- Barr Location within South Ayrshire
- Population: 160
- OS grid reference: NX274940
- Council area: South Ayrshire;
- Country: Scotland
- Sovereign state: United Kingdom
- Post town: Girvan
- Postcode district: KA26
- Dialling code: 01465
- Police: Scotland
- Fire: Scottish
- Ambulance: Scottish
- UK Parliament: Ayr, Carrick and Cumnock;
- Scottish Parliament: Carrick, Cumnock and Doon Valley;

= Barr, Ayrshire =

Village in the South West of Ayrshire, Scotland

Barr is a village in South Ayrshire, Scotland, approximately 8 mi from the town of Girvan. There are various opinions as to the origins of the name. The most likely is the Gaelic bàrr meaning 'a hill-top, a height'. It is believed to have been established in the 17th century by smugglers who needed a safe place close to the secluded bays of the Ayrshire coast while having access to the Raiders Road which runs close by. Barr has not grown much since that time. Currently Barr Village has a population of approximately 110, while the total for the Parish of Barr is in the region of 260.

==Location==
The village is in the Stinchar Valley where the River Stinchar meets the Water of Gregg. The meeting point of these two watercourses is known locally as The Pot. Local residents and visitors often picnic on the banks of the Stinchar.

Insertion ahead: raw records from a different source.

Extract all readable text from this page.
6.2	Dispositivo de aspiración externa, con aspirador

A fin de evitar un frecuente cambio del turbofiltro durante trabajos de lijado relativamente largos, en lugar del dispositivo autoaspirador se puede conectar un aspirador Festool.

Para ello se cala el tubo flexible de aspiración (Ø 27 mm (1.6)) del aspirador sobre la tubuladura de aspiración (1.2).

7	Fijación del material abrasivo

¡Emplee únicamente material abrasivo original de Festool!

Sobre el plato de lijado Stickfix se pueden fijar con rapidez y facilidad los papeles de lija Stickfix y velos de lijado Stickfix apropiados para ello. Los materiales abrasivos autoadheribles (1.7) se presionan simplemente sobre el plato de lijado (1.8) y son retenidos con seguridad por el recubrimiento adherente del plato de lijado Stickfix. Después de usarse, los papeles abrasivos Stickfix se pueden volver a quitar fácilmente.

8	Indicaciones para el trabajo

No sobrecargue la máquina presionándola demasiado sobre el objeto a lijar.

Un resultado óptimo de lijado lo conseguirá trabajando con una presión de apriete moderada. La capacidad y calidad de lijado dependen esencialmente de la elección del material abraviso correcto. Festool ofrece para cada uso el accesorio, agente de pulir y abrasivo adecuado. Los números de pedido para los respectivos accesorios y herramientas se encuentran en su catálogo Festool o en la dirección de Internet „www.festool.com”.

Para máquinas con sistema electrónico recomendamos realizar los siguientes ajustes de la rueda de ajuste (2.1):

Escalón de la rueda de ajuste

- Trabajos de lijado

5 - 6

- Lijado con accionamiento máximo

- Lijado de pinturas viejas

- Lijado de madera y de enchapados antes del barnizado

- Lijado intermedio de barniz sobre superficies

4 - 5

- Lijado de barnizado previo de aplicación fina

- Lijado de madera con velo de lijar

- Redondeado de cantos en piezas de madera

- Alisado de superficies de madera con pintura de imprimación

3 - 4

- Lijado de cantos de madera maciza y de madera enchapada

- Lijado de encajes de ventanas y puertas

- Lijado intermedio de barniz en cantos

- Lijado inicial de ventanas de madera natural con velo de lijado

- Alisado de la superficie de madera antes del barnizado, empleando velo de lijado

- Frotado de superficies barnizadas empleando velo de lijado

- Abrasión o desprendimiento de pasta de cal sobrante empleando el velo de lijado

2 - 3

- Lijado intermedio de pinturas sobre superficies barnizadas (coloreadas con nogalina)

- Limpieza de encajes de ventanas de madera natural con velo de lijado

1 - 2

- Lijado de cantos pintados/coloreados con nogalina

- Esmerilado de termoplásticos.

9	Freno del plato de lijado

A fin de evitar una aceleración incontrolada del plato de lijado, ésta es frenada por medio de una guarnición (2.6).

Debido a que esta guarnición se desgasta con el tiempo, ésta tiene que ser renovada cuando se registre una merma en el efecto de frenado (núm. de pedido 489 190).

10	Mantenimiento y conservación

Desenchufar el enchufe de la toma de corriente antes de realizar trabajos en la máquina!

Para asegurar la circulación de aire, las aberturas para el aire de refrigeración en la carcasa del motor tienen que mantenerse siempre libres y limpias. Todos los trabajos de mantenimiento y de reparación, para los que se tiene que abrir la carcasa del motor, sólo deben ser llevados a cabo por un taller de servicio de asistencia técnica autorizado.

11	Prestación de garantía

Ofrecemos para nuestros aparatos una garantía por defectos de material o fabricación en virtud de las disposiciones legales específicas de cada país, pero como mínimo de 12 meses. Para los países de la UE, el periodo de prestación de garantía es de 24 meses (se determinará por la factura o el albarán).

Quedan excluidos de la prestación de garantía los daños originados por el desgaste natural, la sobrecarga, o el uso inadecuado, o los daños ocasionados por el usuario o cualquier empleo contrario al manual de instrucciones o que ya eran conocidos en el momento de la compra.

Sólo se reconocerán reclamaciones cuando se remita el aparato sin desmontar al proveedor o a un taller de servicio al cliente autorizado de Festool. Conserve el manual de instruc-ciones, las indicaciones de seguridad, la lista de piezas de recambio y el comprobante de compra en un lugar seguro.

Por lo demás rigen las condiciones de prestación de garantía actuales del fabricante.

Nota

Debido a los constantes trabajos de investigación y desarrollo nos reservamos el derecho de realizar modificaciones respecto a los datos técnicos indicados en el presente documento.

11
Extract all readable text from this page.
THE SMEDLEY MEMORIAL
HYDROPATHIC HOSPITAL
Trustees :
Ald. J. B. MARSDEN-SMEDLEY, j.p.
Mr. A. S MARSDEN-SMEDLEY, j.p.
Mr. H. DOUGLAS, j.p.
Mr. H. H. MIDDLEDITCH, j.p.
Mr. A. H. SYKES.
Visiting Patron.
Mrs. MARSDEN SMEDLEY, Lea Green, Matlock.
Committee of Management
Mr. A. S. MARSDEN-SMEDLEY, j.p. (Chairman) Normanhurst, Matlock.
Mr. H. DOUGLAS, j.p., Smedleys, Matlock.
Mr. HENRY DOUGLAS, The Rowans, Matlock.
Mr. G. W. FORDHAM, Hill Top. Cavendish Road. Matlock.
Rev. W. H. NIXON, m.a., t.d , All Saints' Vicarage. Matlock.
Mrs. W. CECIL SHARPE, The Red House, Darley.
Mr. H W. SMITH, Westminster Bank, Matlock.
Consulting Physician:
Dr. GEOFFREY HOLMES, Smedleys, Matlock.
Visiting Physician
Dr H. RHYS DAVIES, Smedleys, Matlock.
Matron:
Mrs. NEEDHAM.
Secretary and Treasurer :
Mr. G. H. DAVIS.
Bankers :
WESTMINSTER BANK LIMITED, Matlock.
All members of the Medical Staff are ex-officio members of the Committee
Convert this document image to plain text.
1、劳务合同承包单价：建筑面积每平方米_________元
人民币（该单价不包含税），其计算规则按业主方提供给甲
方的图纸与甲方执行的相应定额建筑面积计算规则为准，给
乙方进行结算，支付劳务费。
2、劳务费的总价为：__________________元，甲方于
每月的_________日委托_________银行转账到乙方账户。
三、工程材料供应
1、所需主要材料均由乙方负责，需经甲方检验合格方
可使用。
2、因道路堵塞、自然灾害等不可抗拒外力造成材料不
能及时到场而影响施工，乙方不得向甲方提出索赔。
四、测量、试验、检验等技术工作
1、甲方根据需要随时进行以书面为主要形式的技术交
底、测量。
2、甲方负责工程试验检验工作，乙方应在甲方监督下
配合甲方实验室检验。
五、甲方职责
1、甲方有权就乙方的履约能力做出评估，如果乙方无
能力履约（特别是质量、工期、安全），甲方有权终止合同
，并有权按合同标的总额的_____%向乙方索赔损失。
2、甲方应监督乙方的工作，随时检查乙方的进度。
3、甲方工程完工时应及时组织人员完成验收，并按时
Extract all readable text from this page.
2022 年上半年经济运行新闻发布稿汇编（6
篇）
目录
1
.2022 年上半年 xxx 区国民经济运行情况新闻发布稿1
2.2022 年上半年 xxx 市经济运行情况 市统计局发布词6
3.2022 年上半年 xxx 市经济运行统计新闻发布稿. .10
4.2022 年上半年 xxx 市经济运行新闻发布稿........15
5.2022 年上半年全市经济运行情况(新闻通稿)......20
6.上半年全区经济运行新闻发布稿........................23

The village can be accessed from three directions. Each enters the village along a single track road with passing places. The main route is known locally as The Screws because of the twisting nature of the road. The Screws pass through the Hadyard Hill Wind Farm which was established by Scottish and Southern Electricity. Visitors can walk along the service routes and read about the wind farm at the information point in the car park.

===Natural features===
Barr has many naturally occurring features and a wealth of wildlife. It is popular with many people who enjoy the peace and quiet of the village and surrounds. There are several signed walks in the area, many of which pass through Forestry Commission land, although there are many which follow farm settings.

===Buildings===
The parish has a strong Covenanting history with several being laid to rest in the village cemetery. The village has a church which is open at all times. In addition, Kirk Angus lies at the heart of the village. Although the main building of the church has been converted into private residence, the clock tower was donated to the people of Barr.

===Governance===
Barr community council has been the longest suspended parish council in Scotland due to complaints surrounding a controversial hall project that has divided the village. The complaints, first received in late 2022, were finally resolved when the community council was unsuspended on 4 July 2025. During those years the organisation carried on its role and brought the first mobile phone signal to the village.

==Language==
According to a reference in The Carrick Covenanters by James Crichton, the last place in the Scottish Lowlands where Gaelic was spoken was the village of Barr on the River Stinchar in Ayrshire. Barr was once regarded as one of the most isolated places in that part of Scotland, though situated only a few miles from Girvan as the crow flies. Crichton gives neither date nor details.